Auditors: No Creative Accounting by Brazil’s Rousseff

By on June 27, 2016

Brazil's President Dilma Rousseff signals the number 41 during an event where 41 new federal universities were launched at Planalto presidential palace in Brasilia, Brazil, Monday, May 9, 2016. The acting speaker of the lower house of Brazil's Congress on Monday annulled last month's vote on impeachment, delaying and complicating the process that was widely expected to see Rousseff suspended later this week.  (AP Photo/Eraldo Peres)

Brazil’s President Dilma Rousseff signals the number 41 during an event where 41 new federal universities were launched at Planalto presidential palace in Brasilia, Brazil, Monday, May 9, 2016. (AP Photo/Eraldo Peres)

RIO DE JANEIRO — Independent auditors hired by Brazil’s Senate said in a report released Monday that suspended President Dilma Rousseff didn’t engage in the creative accounting she was charged with at her impeachment trial.

For supporters of the embattled leader, the report underscores how fragile the case is.

But backers of her once ally-turned-enemy and acting President Michel Temer say that the document requested by the Senate’s impeachment commission won’t change her slim chances of returning to office.

The report says Rousseff did not delay payments to state-run banks as charged. That would have violated Brazil’s fiscal laws.

But the auditors did say that it is “without controversy” that Rousseff authored three 2015 decrees releasing additional credits without Congress’ consent. The auditors said a fourth presidential decree seemed legal.

Two-thirds of the Senate voted in May to suspend Rousseff for allegedly breaking fiscal laws.
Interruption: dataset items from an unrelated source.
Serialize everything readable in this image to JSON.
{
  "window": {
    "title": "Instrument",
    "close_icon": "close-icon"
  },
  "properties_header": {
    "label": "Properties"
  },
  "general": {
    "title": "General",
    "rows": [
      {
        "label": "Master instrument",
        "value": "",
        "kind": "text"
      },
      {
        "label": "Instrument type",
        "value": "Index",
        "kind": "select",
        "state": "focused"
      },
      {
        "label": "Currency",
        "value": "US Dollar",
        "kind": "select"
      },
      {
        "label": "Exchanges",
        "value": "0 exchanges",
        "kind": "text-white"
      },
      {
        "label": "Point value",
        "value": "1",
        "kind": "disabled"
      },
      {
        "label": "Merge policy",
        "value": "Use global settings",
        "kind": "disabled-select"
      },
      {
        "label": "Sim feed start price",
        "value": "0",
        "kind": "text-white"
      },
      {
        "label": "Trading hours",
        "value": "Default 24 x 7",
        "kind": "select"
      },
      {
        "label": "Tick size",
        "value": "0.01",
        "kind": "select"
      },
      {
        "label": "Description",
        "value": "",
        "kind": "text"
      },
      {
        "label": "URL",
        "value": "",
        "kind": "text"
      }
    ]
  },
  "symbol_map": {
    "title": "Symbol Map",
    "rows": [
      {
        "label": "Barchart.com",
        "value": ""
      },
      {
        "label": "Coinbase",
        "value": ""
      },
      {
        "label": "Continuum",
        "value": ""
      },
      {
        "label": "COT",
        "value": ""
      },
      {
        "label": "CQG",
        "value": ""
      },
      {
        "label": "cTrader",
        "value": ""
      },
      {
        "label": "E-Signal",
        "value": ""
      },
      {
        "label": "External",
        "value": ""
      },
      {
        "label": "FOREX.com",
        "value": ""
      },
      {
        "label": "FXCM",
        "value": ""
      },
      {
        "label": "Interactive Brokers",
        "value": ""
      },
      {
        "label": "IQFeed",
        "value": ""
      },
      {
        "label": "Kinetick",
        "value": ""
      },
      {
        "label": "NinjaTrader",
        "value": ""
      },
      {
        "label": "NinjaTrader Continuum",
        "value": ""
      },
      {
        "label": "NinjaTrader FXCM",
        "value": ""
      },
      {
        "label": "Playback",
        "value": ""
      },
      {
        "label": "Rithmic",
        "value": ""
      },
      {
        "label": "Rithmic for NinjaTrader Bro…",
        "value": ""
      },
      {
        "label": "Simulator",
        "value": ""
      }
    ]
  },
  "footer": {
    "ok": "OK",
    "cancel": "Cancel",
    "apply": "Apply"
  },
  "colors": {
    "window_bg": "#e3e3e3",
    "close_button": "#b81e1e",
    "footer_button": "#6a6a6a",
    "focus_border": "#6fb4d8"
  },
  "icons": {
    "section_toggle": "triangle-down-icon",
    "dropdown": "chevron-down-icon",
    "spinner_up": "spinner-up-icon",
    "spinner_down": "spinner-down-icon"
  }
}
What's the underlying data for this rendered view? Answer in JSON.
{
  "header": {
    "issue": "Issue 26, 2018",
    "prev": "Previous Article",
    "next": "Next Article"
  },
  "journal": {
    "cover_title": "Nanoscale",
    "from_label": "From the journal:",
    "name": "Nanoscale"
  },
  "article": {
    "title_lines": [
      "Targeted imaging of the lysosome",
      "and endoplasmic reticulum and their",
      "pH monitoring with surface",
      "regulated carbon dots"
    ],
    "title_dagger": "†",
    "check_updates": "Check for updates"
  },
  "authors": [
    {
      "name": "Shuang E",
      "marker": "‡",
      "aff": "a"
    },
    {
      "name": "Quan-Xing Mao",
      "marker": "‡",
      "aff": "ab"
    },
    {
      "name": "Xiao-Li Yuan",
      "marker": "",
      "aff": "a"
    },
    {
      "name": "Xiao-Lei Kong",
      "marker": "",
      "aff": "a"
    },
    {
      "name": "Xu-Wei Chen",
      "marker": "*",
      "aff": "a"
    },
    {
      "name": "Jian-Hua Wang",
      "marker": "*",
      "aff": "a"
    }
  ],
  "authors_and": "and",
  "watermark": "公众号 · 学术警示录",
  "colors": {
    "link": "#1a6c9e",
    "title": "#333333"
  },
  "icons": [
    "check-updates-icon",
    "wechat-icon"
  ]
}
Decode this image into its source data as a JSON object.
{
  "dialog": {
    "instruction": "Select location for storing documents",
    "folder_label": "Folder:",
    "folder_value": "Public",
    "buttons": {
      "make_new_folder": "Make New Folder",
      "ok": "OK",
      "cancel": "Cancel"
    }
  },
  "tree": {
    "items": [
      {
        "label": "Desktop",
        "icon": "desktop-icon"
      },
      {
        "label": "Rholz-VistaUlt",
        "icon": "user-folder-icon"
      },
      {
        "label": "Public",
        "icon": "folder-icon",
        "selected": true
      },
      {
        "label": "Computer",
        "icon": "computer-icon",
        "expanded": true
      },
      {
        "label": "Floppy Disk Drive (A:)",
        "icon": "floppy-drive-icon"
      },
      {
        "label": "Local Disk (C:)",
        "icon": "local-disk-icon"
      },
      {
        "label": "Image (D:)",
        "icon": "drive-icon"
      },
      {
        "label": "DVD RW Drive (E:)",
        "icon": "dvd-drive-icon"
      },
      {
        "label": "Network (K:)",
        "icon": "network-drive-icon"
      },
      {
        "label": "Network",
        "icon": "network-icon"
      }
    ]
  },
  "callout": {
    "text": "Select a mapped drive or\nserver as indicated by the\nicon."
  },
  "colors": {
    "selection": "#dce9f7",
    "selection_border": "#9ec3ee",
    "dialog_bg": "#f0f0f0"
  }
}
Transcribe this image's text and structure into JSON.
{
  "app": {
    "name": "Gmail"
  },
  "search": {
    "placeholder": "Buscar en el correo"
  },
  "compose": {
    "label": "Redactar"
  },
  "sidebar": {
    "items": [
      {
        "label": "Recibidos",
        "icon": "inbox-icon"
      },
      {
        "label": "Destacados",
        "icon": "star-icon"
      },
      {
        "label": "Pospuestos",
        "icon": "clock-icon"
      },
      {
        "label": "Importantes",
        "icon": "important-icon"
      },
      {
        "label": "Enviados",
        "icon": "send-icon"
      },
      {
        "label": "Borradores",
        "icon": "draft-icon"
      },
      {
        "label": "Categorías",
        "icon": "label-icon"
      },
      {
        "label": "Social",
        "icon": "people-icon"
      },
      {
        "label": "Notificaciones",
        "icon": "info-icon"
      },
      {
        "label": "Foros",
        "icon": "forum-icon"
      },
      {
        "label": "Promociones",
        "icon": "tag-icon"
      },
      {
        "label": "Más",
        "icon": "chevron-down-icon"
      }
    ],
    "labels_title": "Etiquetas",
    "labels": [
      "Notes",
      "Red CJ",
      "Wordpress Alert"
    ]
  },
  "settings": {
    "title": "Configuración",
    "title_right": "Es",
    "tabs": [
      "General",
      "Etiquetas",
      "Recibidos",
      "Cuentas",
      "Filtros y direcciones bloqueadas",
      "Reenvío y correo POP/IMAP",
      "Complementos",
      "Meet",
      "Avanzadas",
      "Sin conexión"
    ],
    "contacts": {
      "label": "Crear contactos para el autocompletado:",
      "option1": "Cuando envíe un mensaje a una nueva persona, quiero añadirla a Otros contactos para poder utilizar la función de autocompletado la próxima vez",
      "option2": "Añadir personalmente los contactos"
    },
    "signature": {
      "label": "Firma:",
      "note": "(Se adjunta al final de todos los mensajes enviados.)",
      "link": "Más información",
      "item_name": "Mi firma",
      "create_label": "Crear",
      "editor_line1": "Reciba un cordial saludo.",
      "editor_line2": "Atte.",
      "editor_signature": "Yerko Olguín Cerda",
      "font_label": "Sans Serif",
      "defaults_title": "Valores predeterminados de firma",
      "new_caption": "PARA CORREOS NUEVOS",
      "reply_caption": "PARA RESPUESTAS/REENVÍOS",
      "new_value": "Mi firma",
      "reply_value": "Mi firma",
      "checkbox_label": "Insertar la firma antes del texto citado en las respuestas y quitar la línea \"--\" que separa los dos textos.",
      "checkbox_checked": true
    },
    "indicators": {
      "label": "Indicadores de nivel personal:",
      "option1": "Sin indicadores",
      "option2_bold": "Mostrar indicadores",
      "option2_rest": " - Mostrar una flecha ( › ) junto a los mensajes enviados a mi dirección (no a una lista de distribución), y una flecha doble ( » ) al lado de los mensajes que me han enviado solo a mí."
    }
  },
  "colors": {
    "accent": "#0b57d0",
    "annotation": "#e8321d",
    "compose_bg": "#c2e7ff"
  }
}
Lawmakers don’t have to follow the auditors’ findings when they vote again, probably in the end of August.

In an interview with Radio Guaiba, Rousseff said the report shows there is no legal basis to impeach her and insisted she might order a plebiscite on Brazil’s political future if she is returned to office.

“The auditors don’t even say I signed those three decrees deceitfully, which is required in our laws,” she said. “This impeachment is no more than an indirect election (of acting president Temer) in Congress.”

Rousseff, who has presided over Brazil’s worse recession in decades amid a sprawling corruption scandal at state-run oil giant Petrobras, was removed from office on May 12.

A recent plea bargain deal with a former oil executive revealed that some of her alleged allies were willing to help remove her from the presidency to stop the Petrobras probe and the possibility that they themselves could be exposed of wrongdoing.